We are dependent upon people who come from overseas to make our NHS function.

We are dependent upon people who come from overseas to make our social care system function.

There are quite a lot of teachers in the UK who were not born here or who are born of parents who themselves were not born here.

This is how a great many of our public services are now supplied.

As is commonly said, the person who is a migrant who is likely to be in front of you in the NHS is not the next person in the queue but is instead the doctor or the nurse that you're waiting to see.

We do need more people coming into this country at present in the UK for one very straightforward reason. Our birth rate is very low.

In the UK as a whole, it is well below 2 per woman. In Scotland, it's only about 1.2 per woman.

In other words, we are not reproducing our own existing population from the people who were already born here and living here. Therefore, if we are to look after our ever-ageing population, of whom I am a representative example, then we must have people coming into the UK to make good the shortfall in population that we have created by not having enough children.

It is as simple and straightforward as that.

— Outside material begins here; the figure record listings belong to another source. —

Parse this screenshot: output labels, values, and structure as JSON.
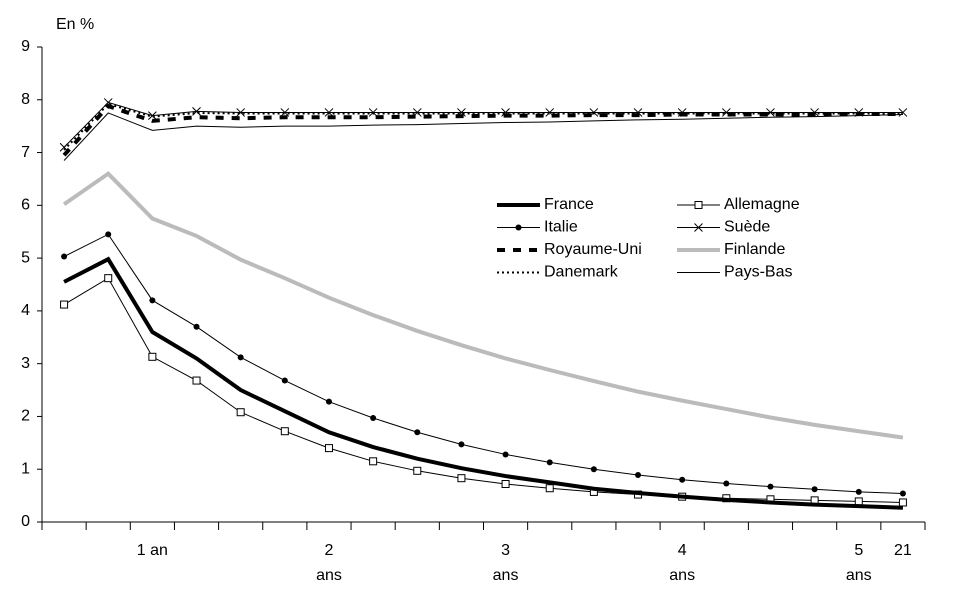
{
  "chart_data": {
    "type": "line",
    "y_label": "En %",
    "categories": [
      null,
      null,
      "1 an",
      null,
      null,
      null,
      "2\nans",
      null,
      null,
      null,
      "3\nans",
      null,
      null,
      null,
      "4\nans",
      null,
      null,
      null,
      "5\nans",
      "21"
    ],
    "ylim": [
      0,
      9
    ],
    "yticks": [
      0,
      1,
      2,
      3,
      4,
      5,
      6,
      7,
      8,
      9
    ],
    "grid": false,
    "legend": "center-right",
    "series": [
      {
        "name": "France",
        "color": "#000000",
        "width": 4,
        "dash": "none",
        "marker": "none",
        "values": [
          4.55,
          4.98,
          3.6,
          3.1,
          2.5,
          2.1,
          1.7,
          1.42,
          1.2,
          1.02,
          0.87,
          0.75,
          0.63,
          0.55,
          0.48,
          0.42,
          0.37,
          0.33,
          0.3,
          0.27
        ]
      },
      {
        "name": "Allemagne",
        "color": "#000000",
        "width": 1,
        "dash": "none",
        "marker": "square",
        "values": [
          4.12,
          4.62,
          3.13,
          2.68,
          2.08,
          1.72,
          1.4,
          1.15,
          0.97,
          0.83,
          0.72,
          0.64,
          0.57,
          0.52,
          0.48,
          0.45,
          0.43,
          0.41,
          0.39,
          0.37
        ]
      },
      {
        "name": "Italie",
        "color": "#000000",
        "width": 1,
        "dash": "none",
        "marker": "dot",
        "values": [
          5.03,
          5.45,
          4.2,
          3.7,
          3.12,
          2.68,
          2.28,
          1.97,
          1.7,
          1.47,
          1.28,
          1.13,
          1.0,
          0.89,
          0.8,
          0.73,
          0.67,
          0.62,
          0.57,
          0.54
        ]
      },
      {
        "name": "Suède",
        "color": "#000000",
        "width": 1,
        "dash": "none",
        "marker": "cross",
        "values": [
          7.1,
          7.95,
          7.7,
          7.78,
          7.76,
          7.76,
          7.76,
          7.76,
          7.76,
          7.76,
          7.76,
          7.76,
          7.76,
          7.76,
          7.76,
          7.76,
          7.76,
          7.76,
          7.76,
          7.76
        ]
      },
      {
        "name": "Royaume-Uni",
        "color": "#000000",
        "width": 4,
        "dash": "8 8",
        "marker": "none",
        "values": [
          6.95,
          7.88,
          7.6,
          7.67,
          7.65,
          7.67,
          7.67,
          7.67,
          7.68,
          7.69,
          7.7,
          7.7,
          7.71,
          7.71,
          7.72,
          7.72,
          7.72,
          7.72,
          7.73,
          7.73
        ]
      },
      {
        "name": "Finlande",
        "color": "#bbbbbb",
        "width": 4,
        "dash": "none",
        "marker": "none",
        "values": [
          6.02,
          6.6,
          5.75,
          5.42,
          4.97,
          4.62,
          4.25,
          3.92,
          3.62,
          3.35,
          3.1,
          2.88,
          2.67,
          2.47,
          2.3,
          2.14,
          1.98,
          1.84,
          1.72,
          1.6
        ]
      },
      {
        "name": "Danemark",
        "color": "#000000",
        "width": 2,
        "dash": "2 3",
        "marker": "none",
        "values": [
          7.05,
          7.92,
          7.68,
          7.75,
          7.74,
          7.74,
          7.74,
          7.74,
          7.74,
          7.74,
          7.74,
          7.74,
          7.74,
          7.74,
          7.74,
          7.74,
          7.74,
          7.74,
          7.74,
          7.74
        ]
      },
      {
        "name": "Pays-Bas",
        "color": "#000000",
        "width": 1,
        "dash": "none",
        "marker": "none",
        "values": [
          6.85,
          7.75,
          7.42,
          7.5,
          7.48,
          7.5,
          7.5,
          7.52,
          7.53,
          7.55,
          7.57,
          7.58,
          7.6,
          7.62,
          7.63,
          7.65,
          7.67,
          7.68,
          7.7,
          7.72
        ]
      }
    ]
  }
}
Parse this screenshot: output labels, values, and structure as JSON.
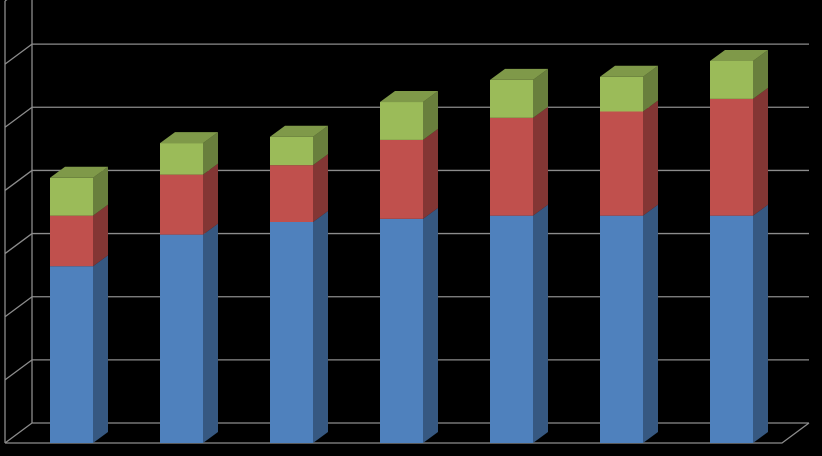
{
  "chart_data": {
    "type": "bar",
    "stacked": true,
    "three_d": true,
    "grid": true,
    "legend": "none",
    "title": "",
    "xlabel": "",
    "ylabel": "",
    "ylim": [
      0,
      7
    ],
    "categories": [
      "",
      "",
      "",
      "",
      "",
      "",
      ""
    ],
    "series": [
      {
        "color": "#4F81BD",
        "values": [
          2.8,
          3.3,
          3.5,
          3.55,
          3.6,
          3.6,
          3.6
        ]
      },
      {
        "color": "#C0504D",
        "values": [
          0.8,
          0.95,
          0.9,
          1.25,
          1.55,
          1.65,
          1.85
        ]
      },
      {
        "color": "#9BBB59",
        "values": [
          0.6,
          0.5,
          0.45,
          0.6,
          0.6,
          0.55,
          0.6
        ]
      }
    ],
    "background": "#000000",
    "gridline_color": "#8C8C8C"
  }
}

If the UK was a business, it would be recruiting overseas to fill its skills gap. Because we're a country, apparently, that's unacceptable. But why is very hard to work out. Unless we do want to go down the line of the business that fails to recruit people to fill those skills gaps, which is usually the pathway to failure. So, we do need migrants.

But what we also need is a government that works; a government that does solve the problems in the NHS; that does provide good education for everyone; that does provide social care; that does focus upon full employment rather than balancing the books.

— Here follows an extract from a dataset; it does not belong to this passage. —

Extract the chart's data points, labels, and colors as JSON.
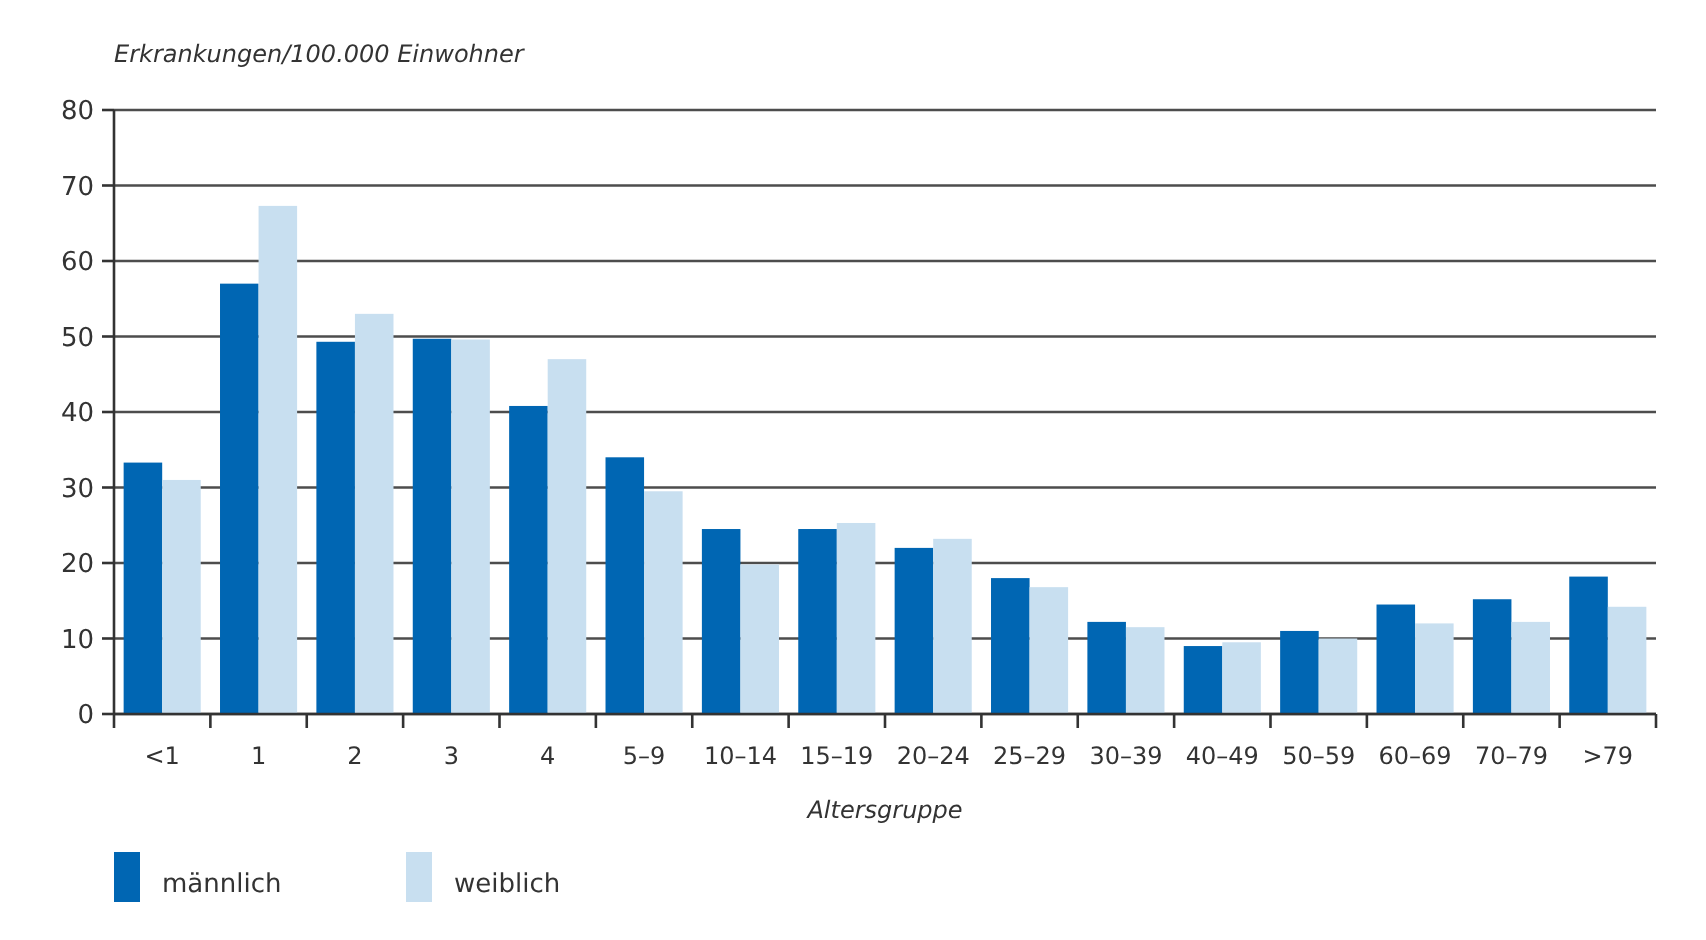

We could have such a government. We could, if only we had a government that was not obsessed with book balancing and focusing only on private sector growth when the only source of growth in the UK economy at present is in the public sector. We could solve the problems, and if we did, there would be no issue about migration.

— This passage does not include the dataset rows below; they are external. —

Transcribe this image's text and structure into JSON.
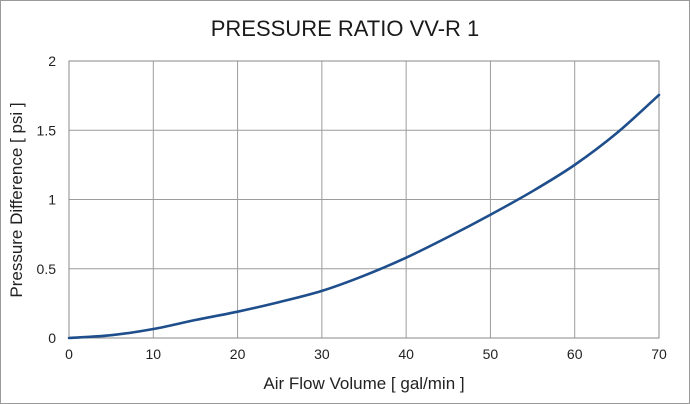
{
  "chart_data": {
    "type": "line",
    "title": "PRESSURE RATIO VV-R 1",
    "xlabel": "Air Flow Volume [ gal/min ]",
    "ylabel": "Pressure Difference [ psi ]",
    "xlim": [
      0,
      70
    ],
    "ylim": [
      0,
      2
    ],
    "x_ticks": [
      "0",
      "10",
      "20",
      "30",
      "40",
      "50",
      "60",
      "70"
    ],
    "y_ticks": [
      "0",
      "0.5",
      "1",
      "1.5",
      "2"
    ],
    "grid": true,
    "legend": "none",
    "series": [
      {
        "color": "#1f4e8c",
        "x": [
          0,
          5,
          10,
          15,
          20,
          25,
          30,
          35,
          40,
          45,
          50,
          55,
          60,
          65,
          70
        ],
        "y": [
          0.0,
          0.02,
          0.065,
          0.13,
          0.19,
          0.26,
          0.34,
          0.45,
          0.58,
          0.73,
          0.89,
          1.06,
          1.25,
          1.48,
          1.755
        ]
      }
    ]
  }
}
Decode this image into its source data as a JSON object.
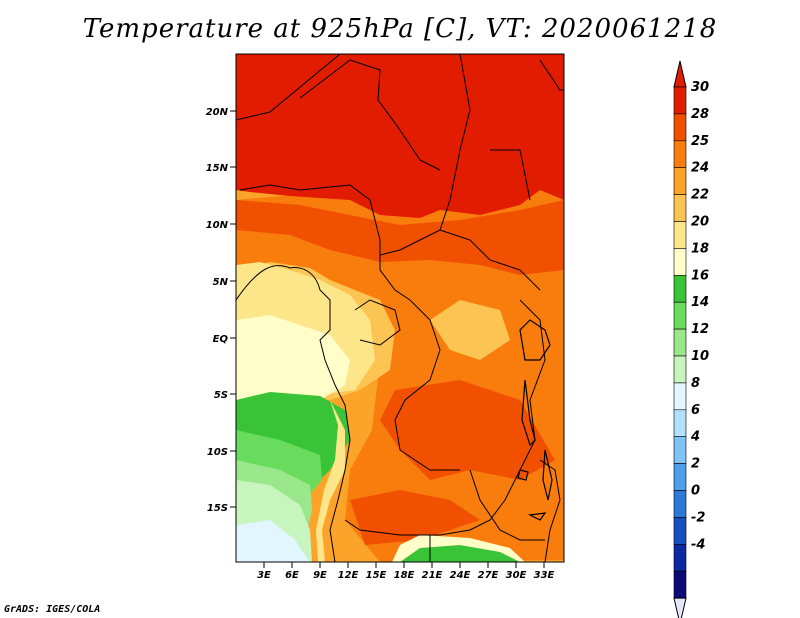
{
  "title": "Temperature at 925hPa [C], VT: 2020061218",
  "credit": "GrADS: IGES/COLA",
  "lat_ticks": [
    "20N",
    "15N",
    "10N",
    "5N",
    "EQ",
    "5S",
    "10S",
    "15S"
  ],
  "lon_ticks": [
    "3E",
    "6E",
    "9E",
    "12E",
    "15E",
    "18E",
    "21E",
    "24E",
    "27E",
    "30E",
    "33E"
  ],
  "legend": {
    "labels": [
      "30",
      "28",
      "25",
      "24",
      "22",
      "20",
      "18",
      "16",
      "14",
      "12",
      "10",
      "8",
      "6",
      "4",
      "2",
      "0",
      "-2",
      "-4"
    ],
    "colors": [
      "#e11c00",
      "#f05000",
      "#f97d0d",
      "#fca32a",
      "#fcc452",
      "#fde58a",
      "#fffdc8",
      "#38c436",
      "#69dc5e",
      "#9ae88b",
      "#c8f5bd",
      "#e2f6ff",
      "#b0e0fc",
      "#7fc4f6",
      "#4ea0ee",
      "#2c7ad8",
      "#1651c0",
      "#0b2aa2",
      "#0a0a78"
    ],
    "top_triangle_color": "#e11c00",
    "bottom_triangle_color": "#e6e6fa"
  }
}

But, because the government is refusing to deliver social care, health care, education, a proper justice system, proper education, and everything else that we desire, we are still looking for scapegoats, and Labour is as bad when it comes to that, as are the Tories, as are Reform, and as is anybody else who is blaming migration for this problem.

Migrants are not our problem. Migrants are solving our problems. Our problem is government that refuses to work on behalf of the people of the UK. And until we get governments that do work on behalf of the people of the UK, there will still be scapegoats. And I don't like that because I don't like blaming people who are not at fault.

And that's what Tice is doing.

That's what Farage is doing.

That's what Starmer is doing.

That's what Yvette Cooper, as our Home Secretary, is doing.

That is what Kemi Badenoch is doing as leader of the Conservative Party.

They're all making excuses and blaming people who are not to blame for our problems but who are instead helping solve them when they refuse to take the necessary action to do that themselves.